言葉に敏感になる

ブログのテーマでもある対話。
以前は会話と対話の差に見分けが付かなかったり、嫌な気分になる言葉を
言われても深く考えなかったりと、言葉との交わりに疎かった。
それが、どうも違和感を抱えたままにしておけなくて、一生懸命考えるというスタイル
を身につけてから、言葉の種類について細かく感じ取れるようになった。

人は、実は口にして良い言葉とそうではない言葉がある。

単語がダメというのじゃなく、誰のためにどんな想いで綴る言葉かということが重要。
他者の領域に土足で踏み込み、好き勝手に荒らした後、自慢げに立ち去る様は
見ていても、被っても気分が悪い。

なんか踏み込むとかいうと、ものすっごくひどいことをするように感じられるかも
しれないが、気をつけていないと自分もやってしまう取る足らない小さな事。

例えば

「はやく子供作った方がいいんじゃない?」とか「働かないなんてオカシイよね」など。
言っている本人は自分の意見を述べている感覚しかないけど、聞かされている方は
「子供を作らないと欠陥があるって思われるよ」とか「アンタは働いていないからダメ
人間だ」と捉えてしまう。
つまり言葉の表面には現れていない発言者の押しつけが、聞き手の心的領域を
侵犯している。

他にも
「お金があるから海外旅行いけていいわね。
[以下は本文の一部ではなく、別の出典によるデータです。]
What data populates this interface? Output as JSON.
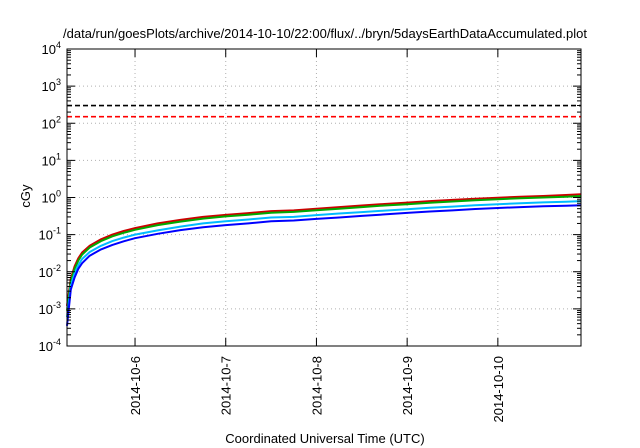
{
  "chart_data": {
    "type": "line",
    "title": "/data/run/goesPlots/archive/2014-10-10/22:00/flux/../bryn/5daysEarthDataAccumulated.plot",
    "xlabel": "Coordinated Universal Time (UTC)",
    "ylabel": "cGy",
    "yscale": "log",
    "ylim": [
      0.0001,
      10000
    ],
    "xlim": [
      "2014-10-05T06:00",
      "2014-10-10T22:00"
    ],
    "x_ticks": [
      "2014-10-6",
      "2014-10-7",
      "2014-10-8",
      "2014-10-9",
      "2014-10-10"
    ],
    "grid": true,
    "reference_lines": [
      {
        "y": 300,
        "color": "#000000",
        "style": "dashed"
      },
      {
        "y": 150,
        "color": "#ff0000",
        "style": "dashed"
      }
    ],
    "x": [
      "2014-10-05T06:00",
      "2014-10-05T07:00",
      "2014-10-05T08:00",
      "2014-10-05T09:00",
      "2014-10-05T10:00",
      "2014-10-05T12:00",
      "2014-10-05T15:00",
      "2014-10-05T18:00",
      "2014-10-05T21:00",
      "2014-10-06T00:00",
      "2014-10-06T06:00",
      "2014-10-06T12:00",
      "2014-10-06T18:00",
      "2014-10-07T00:00",
      "2014-10-07T06:00",
      "2014-10-07T12:00",
      "2014-10-07T18:00",
      "2014-10-08T00:00",
      "2014-10-08T06:00",
      "2014-10-08T12:00",
      "2014-10-08T18:00",
      "2014-10-09T00:00",
      "2014-10-09T06:00",
      "2014-10-09T12:00",
      "2014-10-09T18:00",
      "2014-10-10T00:00",
      "2014-10-10T06:00",
      "2014-10-10T12:00",
      "2014-10-10T18:00",
      "2014-10-10T22:00"
    ],
    "series": [
      {
        "color": "#cc0000",
        "values": [
          0.0012,
          0.0065,
          0.014,
          0.023,
          0.033,
          0.05,
          0.075,
          0.1,
          0.125,
          0.15,
          0.2,
          0.25,
          0.3,
          0.34,
          0.38,
          0.43,
          0.45,
          0.5,
          0.55,
          0.61,
          0.67,
          0.73,
          0.8,
          0.86,
          0.93,
          0.99,
          1.05,
          1.1,
          1.17,
          1.22
        ]
      },
      {
        "color": "#00aa00",
        "values": [
          0.0009,
          0.0055,
          0.012,
          0.02,
          0.029,
          0.045,
          0.067,
          0.09,
          0.112,
          0.135,
          0.18,
          0.225,
          0.27,
          0.31,
          0.345,
          0.39,
          0.41,
          0.455,
          0.5,
          0.55,
          0.61,
          0.66,
          0.72,
          0.78,
          0.84,
          0.9,
          0.95,
          1.0,
          1.05,
          1.1
        ]
      },
      {
        "color": "#00bbff",
        "values": [
          0.0006,
          0.0042,
          0.009,
          0.015,
          0.022,
          0.034,
          0.05,
          0.067,
          0.083,
          0.1,
          0.13,
          0.165,
          0.2,
          0.23,
          0.255,
          0.29,
          0.3,
          0.335,
          0.37,
          0.405,
          0.445,
          0.485,
          0.53,
          0.57,
          0.62,
          0.66,
          0.7,
          0.74,
          0.77,
          0.8
        ]
      },
      {
        "color": "#0000ff",
        "values": [
          0.00035,
          0.0033,
          0.007,
          0.012,
          0.017,
          0.027,
          0.04,
          0.053,
          0.066,
          0.08,
          0.105,
          0.132,
          0.158,
          0.18,
          0.2,
          0.23,
          0.24,
          0.265,
          0.29,
          0.32,
          0.35,
          0.385,
          0.42,
          0.45,
          0.49,
          0.52,
          0.55,
          0.58,
          0.6,
          0.62
        ]
      }
    ]
  }
}
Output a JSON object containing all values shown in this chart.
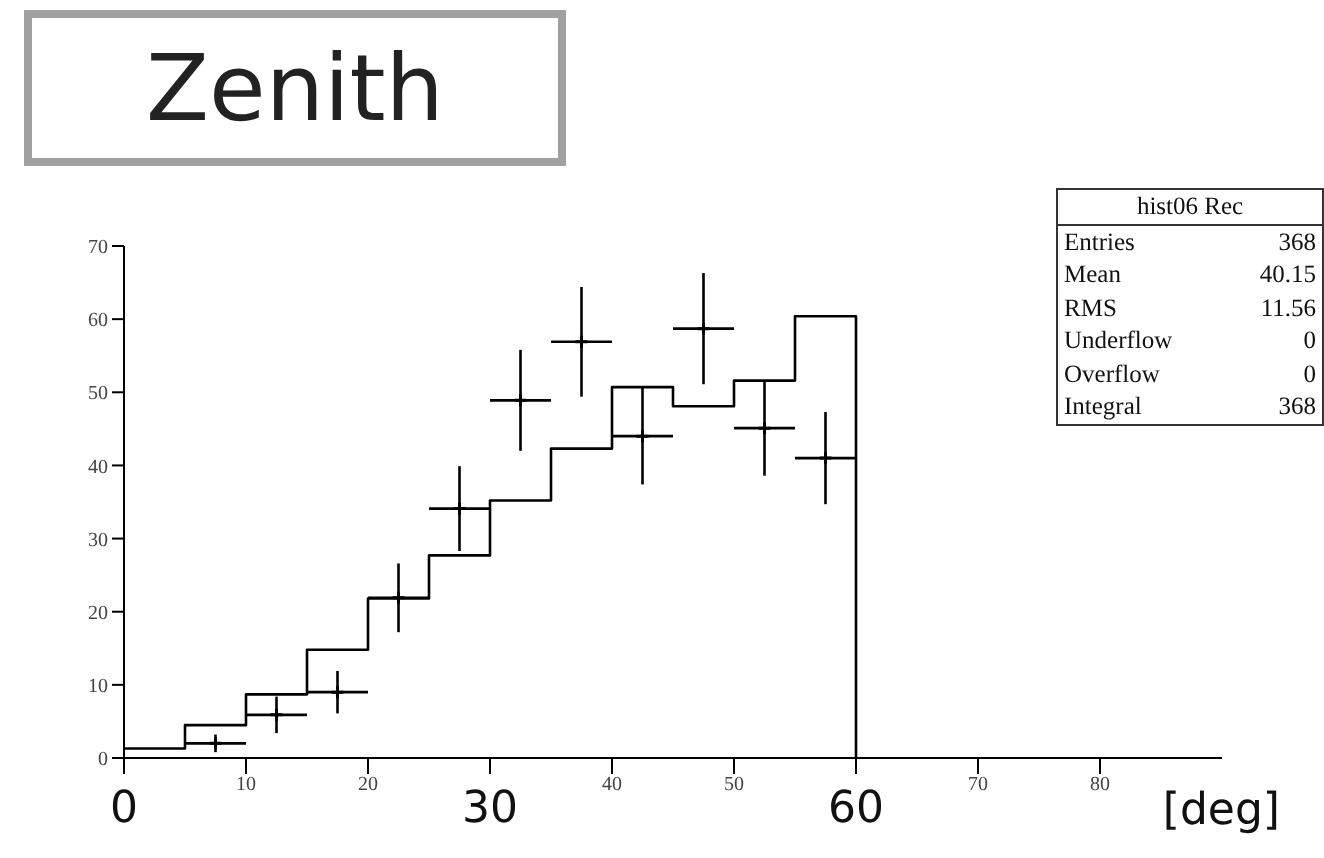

」とか「太らなくて便利そう。」など。
一見するとなんの変哲もない言葉だけど、海外旅行に行けることが当人にとって
どれだけいいことなのか分からない内から、他者がいいことにしてしまっていたり
太りたいのに太れないと悩んでいるかもしれない相手に、他者が便利という
判断を下してしまったり。これって、発言者が相手の領域の善悪を勝手に決めて
かかっているとても失礼な行為。

~人には事情があるのですよ~
誰もが一度耳にしたことがある言葉なのに、事情を考慮しないで、配慮のない口の
聞き方をする人全てが、他者の領域に踏み込んでいるのだ。

こう考えると意識している以上に言葉は選んで発しないと、傲慢な人間に
成り下がってしまう。なんだか大変そう・・・。

ただ考えてみてほしい。
自分の心に残る言葉は、口数の多い人間が領域侵犯しまくって吐いた毒ではない
でしょう?
自分の心に寄り添うやさしい気遣いを乗せた言葉こそが、自分をほんわかと
幸せにしてくれる。

友達がたくさんいるから・口数が多いから、とついつい目や耳で分かりやすい指標を
いいことのように勘違いしてしまいがちですが、
本当はひっそりとたたずんでいながらも観察や慈愛の上に立つ人間の言葉こそが
人の心を幸せにし、勇気を与えてくれるのだと、私は思います。